On the data I've been playing around with for a 70% GC organism, BBDuk with k=29 hdist=2 literal=GGGGGGGGGGGGGGGGGGGGGGGGGGGGGGGG will exclusively remove artifactual reads and no reads that map to the genome with zero mismatches (incidentally, in the currently unreleased BBTools 39.11, you can just say "literal=polyg" because typing all those Gs got annoying for me). k=25 hdist=2 does remove a handful of reads that map to the genome allowing a couple mismatches. So to be perfectly safe I think k=29 hdist=2 is a better option (for removing artifactual reads that can't possibly be genomic). Also, in BBTools 39.10, I improved the poly-g trimming in BBDuk so that it is more tolerant of intermittent non-G bases. Also, I wrote PolyFilter, which only removes reads that have poly-Gs and also some other problem (low quality, low kmer depth, or low entropy). So what I currently recommend (for NovaSeqX, but it's designed to remove only artifactual sequence, so it should be safe on any Illumina platform) is this:
1) Adapter-trim. You must do this first or else the poly-Gs you detect will mostly be from short inserts, and do not need to be discarded. E.g.

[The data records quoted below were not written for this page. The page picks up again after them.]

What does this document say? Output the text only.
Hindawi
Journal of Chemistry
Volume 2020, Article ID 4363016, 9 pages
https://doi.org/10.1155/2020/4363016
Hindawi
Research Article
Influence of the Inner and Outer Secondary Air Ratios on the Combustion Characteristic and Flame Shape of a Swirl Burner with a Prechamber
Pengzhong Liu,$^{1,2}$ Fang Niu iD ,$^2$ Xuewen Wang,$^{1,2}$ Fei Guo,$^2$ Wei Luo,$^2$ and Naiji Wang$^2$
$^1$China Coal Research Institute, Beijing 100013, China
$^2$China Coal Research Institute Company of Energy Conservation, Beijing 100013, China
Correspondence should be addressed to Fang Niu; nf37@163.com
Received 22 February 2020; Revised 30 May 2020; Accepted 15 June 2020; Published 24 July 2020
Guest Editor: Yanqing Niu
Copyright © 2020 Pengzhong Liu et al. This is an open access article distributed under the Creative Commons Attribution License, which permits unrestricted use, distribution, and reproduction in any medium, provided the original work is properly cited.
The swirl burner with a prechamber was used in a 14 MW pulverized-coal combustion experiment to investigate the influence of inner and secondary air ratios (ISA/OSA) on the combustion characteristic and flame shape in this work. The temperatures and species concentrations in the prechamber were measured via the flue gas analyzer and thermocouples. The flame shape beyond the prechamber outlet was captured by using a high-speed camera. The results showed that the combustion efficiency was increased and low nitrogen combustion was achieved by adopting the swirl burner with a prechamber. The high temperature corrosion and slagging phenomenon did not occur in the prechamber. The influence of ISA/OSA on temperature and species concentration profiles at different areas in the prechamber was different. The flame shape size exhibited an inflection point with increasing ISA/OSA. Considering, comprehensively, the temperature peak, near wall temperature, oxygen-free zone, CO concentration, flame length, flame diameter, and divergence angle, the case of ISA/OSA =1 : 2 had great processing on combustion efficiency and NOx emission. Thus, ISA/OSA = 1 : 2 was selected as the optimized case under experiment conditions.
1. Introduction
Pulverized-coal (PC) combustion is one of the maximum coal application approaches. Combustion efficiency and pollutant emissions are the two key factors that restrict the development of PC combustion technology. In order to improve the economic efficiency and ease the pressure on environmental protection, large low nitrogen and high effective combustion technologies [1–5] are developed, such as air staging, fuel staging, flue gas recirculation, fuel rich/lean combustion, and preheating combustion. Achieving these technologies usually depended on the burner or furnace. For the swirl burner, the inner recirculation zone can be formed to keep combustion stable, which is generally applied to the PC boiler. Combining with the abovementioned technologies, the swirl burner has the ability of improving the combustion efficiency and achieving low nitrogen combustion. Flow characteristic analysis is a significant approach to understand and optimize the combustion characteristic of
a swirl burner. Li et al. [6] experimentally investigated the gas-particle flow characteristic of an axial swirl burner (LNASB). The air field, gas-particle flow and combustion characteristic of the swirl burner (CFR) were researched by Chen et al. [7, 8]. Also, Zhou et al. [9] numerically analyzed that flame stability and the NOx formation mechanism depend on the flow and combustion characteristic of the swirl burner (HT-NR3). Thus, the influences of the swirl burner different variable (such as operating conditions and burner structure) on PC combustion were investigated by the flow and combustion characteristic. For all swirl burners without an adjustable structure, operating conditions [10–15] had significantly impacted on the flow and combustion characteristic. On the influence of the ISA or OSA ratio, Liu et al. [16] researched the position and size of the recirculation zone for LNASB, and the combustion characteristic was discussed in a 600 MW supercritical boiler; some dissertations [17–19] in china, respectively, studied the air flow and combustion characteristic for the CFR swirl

2) Polyfilter works better on reads that have recalibrated quality scores, but that's kind of complicated, so... just run it. It will still work fine as long as you have an isolate. For a metagenome/rna-seq you really need correct quality scores though since depth is not a useful metric.
3) I'm still improving polyfilter but for BBTools 39.10 you still need a post-filtering operation to do trimming (it's integrated with polyfilter in 39.11).
Anyway, polyfilter is depth-sensitive so it's fine on isolates but could remove some important low-depth things on metagenomes and so forth. For NovaSeqX, run it on everything because any poly-G it produces is most likely artifactual. But on other platforms I would only advise using it with default settings on libraries where you expect a decent (>20x) depth. It's very robust against removing real genomic poly-Gs, but it is still possible in samples where the depth is very low (like 1x) and there are real >19 Gs in a row in the genome (rare but can happen, especially in high-GC organisms). So if you expect low depth you need to increase some of the thresholds and you probably need to test the effects (like, map the removed reads to a genome assembly and see if any of them map with no mismatches; if they do, your thresholds need to be tightened). Note that polyfilter removes BOTH reads in a pair if either fail, so if you do this testing, you need to do it on unpaired reads (int=f for interleaved files, or each file individually for paired files) because typically the mate of a removed read will map just fine.